He Knows My Need

He Knows My Need

Psalm 94

If I should say, “My foot has slipped,”
Your loving-kindness, O Lord, will hold me up.
When my anxious thoughts multiply within me, Your consolations delight my soul. – Psalm 94:18, 19

I was reading these verses and they jumped out at me probably because that whole “anxious thoughts multiplying” thing was going on in my heart and mind. I do confess that I like math but not when it comes to the area of anxious thoughts. Why does it have to be multiplication?? Adding would be bad enough.

“My foot has slipped.” – Yes, and keeps slipping. I feel like I am losing ground rather than gaining. This can happen with a lot of things but right now it’s just details of upcoming events. Like a car tire spinning in mud and digging a deeper hole, I sometimes need to stop running faster and just focus on God. He is the one I need. He knows my need.

“Your loving-kindness, O Lord, will hold me up.” Notice that it doesn’t say that I have to hold myself up. I can’t and the sooner I realize that the better. Also He doesn’t feel disappointed that I can’t do it all myself.

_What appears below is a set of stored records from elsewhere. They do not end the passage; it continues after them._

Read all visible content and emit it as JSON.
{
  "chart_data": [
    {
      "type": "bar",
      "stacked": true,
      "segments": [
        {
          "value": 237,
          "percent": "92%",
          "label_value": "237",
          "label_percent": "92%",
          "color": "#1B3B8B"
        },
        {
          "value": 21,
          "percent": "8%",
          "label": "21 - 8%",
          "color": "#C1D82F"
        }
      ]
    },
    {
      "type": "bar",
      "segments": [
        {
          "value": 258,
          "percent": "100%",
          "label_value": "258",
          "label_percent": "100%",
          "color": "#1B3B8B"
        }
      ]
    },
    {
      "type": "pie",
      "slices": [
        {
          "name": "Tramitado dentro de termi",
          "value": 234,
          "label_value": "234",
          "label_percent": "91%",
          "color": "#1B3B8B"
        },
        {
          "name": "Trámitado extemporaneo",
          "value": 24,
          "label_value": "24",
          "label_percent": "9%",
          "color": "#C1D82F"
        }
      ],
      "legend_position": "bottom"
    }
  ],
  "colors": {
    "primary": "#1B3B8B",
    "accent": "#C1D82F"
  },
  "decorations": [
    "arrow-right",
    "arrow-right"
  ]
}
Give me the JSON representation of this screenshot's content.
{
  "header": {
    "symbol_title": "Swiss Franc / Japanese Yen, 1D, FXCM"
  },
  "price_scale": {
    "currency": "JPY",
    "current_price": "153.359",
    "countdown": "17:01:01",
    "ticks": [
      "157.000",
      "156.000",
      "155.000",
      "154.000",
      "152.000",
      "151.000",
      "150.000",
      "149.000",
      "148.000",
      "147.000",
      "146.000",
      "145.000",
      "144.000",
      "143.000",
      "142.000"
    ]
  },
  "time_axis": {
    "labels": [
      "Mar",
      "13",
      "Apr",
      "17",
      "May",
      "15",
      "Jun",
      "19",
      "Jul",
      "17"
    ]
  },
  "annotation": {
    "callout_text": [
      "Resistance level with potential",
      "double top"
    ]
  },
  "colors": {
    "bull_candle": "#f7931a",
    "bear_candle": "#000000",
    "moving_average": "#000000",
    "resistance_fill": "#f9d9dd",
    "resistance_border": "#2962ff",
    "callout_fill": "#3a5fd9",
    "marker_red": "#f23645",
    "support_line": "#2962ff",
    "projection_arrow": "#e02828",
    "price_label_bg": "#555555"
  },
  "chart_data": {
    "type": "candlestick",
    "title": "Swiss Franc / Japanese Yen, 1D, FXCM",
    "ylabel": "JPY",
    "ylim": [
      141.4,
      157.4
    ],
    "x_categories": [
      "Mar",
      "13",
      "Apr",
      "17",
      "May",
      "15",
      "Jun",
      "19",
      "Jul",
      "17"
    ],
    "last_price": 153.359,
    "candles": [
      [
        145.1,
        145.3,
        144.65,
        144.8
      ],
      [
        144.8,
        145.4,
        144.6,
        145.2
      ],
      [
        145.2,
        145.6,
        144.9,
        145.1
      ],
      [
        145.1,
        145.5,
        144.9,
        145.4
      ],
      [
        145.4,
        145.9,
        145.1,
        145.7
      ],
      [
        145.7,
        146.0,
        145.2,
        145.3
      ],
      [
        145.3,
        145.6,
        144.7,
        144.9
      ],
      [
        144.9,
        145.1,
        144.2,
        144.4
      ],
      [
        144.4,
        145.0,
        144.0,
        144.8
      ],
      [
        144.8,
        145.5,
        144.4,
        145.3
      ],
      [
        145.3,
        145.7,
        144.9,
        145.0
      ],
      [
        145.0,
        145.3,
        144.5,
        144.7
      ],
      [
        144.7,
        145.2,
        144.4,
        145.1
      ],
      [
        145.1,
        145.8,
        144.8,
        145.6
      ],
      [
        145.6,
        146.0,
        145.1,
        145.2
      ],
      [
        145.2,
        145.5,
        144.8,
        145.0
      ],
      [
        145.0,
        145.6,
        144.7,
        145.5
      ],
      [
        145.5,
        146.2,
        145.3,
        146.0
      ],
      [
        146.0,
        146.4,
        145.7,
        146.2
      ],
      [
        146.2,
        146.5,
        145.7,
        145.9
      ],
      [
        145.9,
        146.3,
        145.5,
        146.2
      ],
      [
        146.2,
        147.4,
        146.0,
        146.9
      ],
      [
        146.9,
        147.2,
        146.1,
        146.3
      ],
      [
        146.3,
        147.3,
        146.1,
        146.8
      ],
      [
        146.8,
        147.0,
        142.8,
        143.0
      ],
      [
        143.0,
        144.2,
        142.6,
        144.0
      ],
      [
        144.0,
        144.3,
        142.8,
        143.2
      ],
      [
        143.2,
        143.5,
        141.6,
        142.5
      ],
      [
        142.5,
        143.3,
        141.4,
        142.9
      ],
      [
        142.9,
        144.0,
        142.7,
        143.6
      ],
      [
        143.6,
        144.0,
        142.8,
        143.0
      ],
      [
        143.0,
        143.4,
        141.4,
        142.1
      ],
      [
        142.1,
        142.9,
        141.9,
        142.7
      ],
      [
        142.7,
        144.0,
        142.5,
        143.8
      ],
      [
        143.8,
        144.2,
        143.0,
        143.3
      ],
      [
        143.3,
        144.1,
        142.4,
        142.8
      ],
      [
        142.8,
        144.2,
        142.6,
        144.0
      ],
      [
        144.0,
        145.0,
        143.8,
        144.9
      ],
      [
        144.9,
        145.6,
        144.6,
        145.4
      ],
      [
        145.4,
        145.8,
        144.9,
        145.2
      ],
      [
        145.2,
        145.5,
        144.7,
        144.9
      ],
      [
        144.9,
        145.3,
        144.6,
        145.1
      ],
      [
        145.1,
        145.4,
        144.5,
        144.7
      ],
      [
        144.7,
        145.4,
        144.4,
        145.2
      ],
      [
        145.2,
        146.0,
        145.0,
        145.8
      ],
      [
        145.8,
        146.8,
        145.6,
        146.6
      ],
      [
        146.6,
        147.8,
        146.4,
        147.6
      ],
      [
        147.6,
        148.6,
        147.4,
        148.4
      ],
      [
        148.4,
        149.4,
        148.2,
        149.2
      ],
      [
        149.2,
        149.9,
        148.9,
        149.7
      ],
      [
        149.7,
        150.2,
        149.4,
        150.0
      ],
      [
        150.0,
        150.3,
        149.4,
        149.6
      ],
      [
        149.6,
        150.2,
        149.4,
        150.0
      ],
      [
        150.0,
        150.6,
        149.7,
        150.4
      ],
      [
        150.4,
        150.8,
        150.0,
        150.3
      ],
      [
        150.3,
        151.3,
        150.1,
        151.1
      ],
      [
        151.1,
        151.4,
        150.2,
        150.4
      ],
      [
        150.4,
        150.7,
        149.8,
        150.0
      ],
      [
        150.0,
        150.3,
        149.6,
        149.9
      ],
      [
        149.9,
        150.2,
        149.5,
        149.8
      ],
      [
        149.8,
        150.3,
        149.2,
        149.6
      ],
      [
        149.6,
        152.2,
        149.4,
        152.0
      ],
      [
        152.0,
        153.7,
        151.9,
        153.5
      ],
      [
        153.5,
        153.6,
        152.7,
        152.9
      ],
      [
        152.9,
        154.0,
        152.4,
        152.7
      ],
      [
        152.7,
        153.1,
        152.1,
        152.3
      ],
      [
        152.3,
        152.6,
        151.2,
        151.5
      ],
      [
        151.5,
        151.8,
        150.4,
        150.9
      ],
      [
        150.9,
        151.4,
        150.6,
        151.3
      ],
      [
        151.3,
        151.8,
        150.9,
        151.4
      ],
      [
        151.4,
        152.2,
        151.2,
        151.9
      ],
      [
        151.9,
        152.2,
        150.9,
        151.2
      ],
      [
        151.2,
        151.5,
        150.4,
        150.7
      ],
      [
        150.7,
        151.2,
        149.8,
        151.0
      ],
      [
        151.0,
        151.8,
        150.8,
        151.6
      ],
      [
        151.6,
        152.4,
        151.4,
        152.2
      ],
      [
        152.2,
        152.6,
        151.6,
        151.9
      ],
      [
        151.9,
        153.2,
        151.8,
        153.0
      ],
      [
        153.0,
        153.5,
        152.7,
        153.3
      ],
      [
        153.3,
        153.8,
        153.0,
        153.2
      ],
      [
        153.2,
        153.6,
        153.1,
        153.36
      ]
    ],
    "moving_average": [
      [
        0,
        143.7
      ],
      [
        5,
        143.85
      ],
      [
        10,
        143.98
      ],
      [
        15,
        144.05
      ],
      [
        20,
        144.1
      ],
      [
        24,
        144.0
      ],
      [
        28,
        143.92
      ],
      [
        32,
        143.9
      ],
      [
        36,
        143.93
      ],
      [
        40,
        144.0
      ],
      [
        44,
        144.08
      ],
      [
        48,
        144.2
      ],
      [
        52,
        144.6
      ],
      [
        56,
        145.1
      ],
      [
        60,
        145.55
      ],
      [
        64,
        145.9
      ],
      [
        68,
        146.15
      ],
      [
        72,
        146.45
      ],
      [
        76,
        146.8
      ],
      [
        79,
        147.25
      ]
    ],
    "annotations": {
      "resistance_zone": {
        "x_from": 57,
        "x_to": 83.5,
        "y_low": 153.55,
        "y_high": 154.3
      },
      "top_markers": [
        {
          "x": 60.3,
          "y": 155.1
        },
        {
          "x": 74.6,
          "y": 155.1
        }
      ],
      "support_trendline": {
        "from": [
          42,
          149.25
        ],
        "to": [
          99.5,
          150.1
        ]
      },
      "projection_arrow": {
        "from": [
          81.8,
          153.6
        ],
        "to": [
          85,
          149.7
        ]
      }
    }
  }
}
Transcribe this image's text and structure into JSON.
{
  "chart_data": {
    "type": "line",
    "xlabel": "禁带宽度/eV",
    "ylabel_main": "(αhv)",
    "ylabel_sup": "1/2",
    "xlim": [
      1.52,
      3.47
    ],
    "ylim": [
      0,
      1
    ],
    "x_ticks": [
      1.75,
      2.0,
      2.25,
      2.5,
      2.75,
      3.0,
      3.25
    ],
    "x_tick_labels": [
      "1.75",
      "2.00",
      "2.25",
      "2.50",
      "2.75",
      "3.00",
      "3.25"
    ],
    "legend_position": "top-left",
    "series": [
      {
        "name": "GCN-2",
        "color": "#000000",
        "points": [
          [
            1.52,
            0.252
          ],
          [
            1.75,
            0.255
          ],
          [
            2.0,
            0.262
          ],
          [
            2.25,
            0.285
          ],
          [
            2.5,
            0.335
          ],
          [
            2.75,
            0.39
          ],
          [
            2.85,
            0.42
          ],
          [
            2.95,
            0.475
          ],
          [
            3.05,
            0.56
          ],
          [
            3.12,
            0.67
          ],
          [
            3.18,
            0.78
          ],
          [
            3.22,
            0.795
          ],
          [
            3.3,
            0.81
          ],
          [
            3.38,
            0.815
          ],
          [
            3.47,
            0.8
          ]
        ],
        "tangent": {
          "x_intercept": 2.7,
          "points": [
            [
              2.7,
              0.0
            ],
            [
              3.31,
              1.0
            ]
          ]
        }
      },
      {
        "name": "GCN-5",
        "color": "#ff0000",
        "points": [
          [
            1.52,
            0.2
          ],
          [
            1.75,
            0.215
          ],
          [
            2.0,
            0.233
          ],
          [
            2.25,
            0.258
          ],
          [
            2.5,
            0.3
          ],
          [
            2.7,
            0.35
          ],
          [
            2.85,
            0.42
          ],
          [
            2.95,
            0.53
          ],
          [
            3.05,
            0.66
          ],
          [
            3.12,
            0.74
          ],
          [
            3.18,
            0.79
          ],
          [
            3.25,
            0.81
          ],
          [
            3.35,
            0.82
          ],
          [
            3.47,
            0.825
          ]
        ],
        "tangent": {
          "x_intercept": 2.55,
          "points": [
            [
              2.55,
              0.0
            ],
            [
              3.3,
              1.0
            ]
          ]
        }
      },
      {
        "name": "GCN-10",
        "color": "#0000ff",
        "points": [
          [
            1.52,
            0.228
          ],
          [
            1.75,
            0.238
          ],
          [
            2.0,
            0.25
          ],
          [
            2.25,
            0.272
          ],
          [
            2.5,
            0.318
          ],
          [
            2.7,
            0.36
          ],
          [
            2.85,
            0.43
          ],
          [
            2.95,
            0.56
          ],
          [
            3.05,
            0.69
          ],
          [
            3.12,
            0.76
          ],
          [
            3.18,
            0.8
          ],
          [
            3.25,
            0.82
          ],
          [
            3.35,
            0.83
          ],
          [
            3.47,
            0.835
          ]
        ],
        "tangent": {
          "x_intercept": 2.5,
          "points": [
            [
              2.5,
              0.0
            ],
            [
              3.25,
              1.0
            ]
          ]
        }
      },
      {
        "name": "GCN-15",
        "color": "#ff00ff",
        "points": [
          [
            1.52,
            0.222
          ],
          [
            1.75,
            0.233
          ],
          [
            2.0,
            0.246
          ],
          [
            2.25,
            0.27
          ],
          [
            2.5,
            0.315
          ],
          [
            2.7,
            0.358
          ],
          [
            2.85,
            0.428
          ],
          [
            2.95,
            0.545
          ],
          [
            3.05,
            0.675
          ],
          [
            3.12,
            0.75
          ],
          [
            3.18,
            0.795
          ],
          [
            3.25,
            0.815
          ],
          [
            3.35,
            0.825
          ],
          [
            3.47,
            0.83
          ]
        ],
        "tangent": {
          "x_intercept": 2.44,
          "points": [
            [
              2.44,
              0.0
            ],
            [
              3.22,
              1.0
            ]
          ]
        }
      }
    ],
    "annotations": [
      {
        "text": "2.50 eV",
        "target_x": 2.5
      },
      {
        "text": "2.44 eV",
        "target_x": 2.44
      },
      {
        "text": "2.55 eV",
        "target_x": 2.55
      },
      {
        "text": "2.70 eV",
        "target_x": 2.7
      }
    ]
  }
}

“Your consolations delight my soul.” I looked up the definition of “console”. It means “to alleviate grief, sense of loss or trouble of” and the synonyms are: assure, cheer, comfort, reassure, solace, soothe. God has a way of bringing something or someone that soothes the difficulty. Maybe it’s a verse about hope or endurance. Maybe it’s an encouraging word from a friend. Maybe someone jumps in to help. I like to think that God knows how to do the division to undo the multiplication. And when I see my anxious opportunities cut down to size, it brings delight and relief. I cannot produce peace and joy in an empty soul. It has to come from outside of me and God says He is the source. In John 14:27, Jesus says, “Peace I leave with you, My peace I give to you….”

The key to this is letting God help me. I can be the stubborn toddler who says, “I do it myself!” The results are disastrous, as you might imagine. Oswald Chambers puts it this way: (August 26)

Are you painfully disturbed just now, distracted by the waves and billows of God’s providential permission, and having, as it were, turned over the boulders of your belief, are you still finding no well of peace or joy or comfort; is all barren? Then look up and receive the undisturbedness of the Lord Jesus. Reflected peace is the proof that you are right with God because you are at liberty to turn your mind to Him. If you are not right with God, you can never turn your mind anywhere but on yourself. If you allow anything to hide the face of Jesus Christ from you, you are either disturbed or you have a false security.

Are you looking unto Jesus now, in the immediate matter that is pressing and receiving from Him peace? If so, He will be a gracious benediction of peace in and through you. But if you try to worry it out, you obliterate Him and deserve all you get. We get disturbed because we have not been considering Him. When one confers with Jesus Christ the perplexity goes, because He has no perplexity, and our only concern is to abide in Him. Lay it all out before Him, and in the face of difficulty, bereavement and sorrow, hear Him say — “Let not your heart be troubled.”

(Chambers, Oswald. My Utmost for His Highest: Selections for the Year. Westwood, NJ. Barbour and Company, Inc.)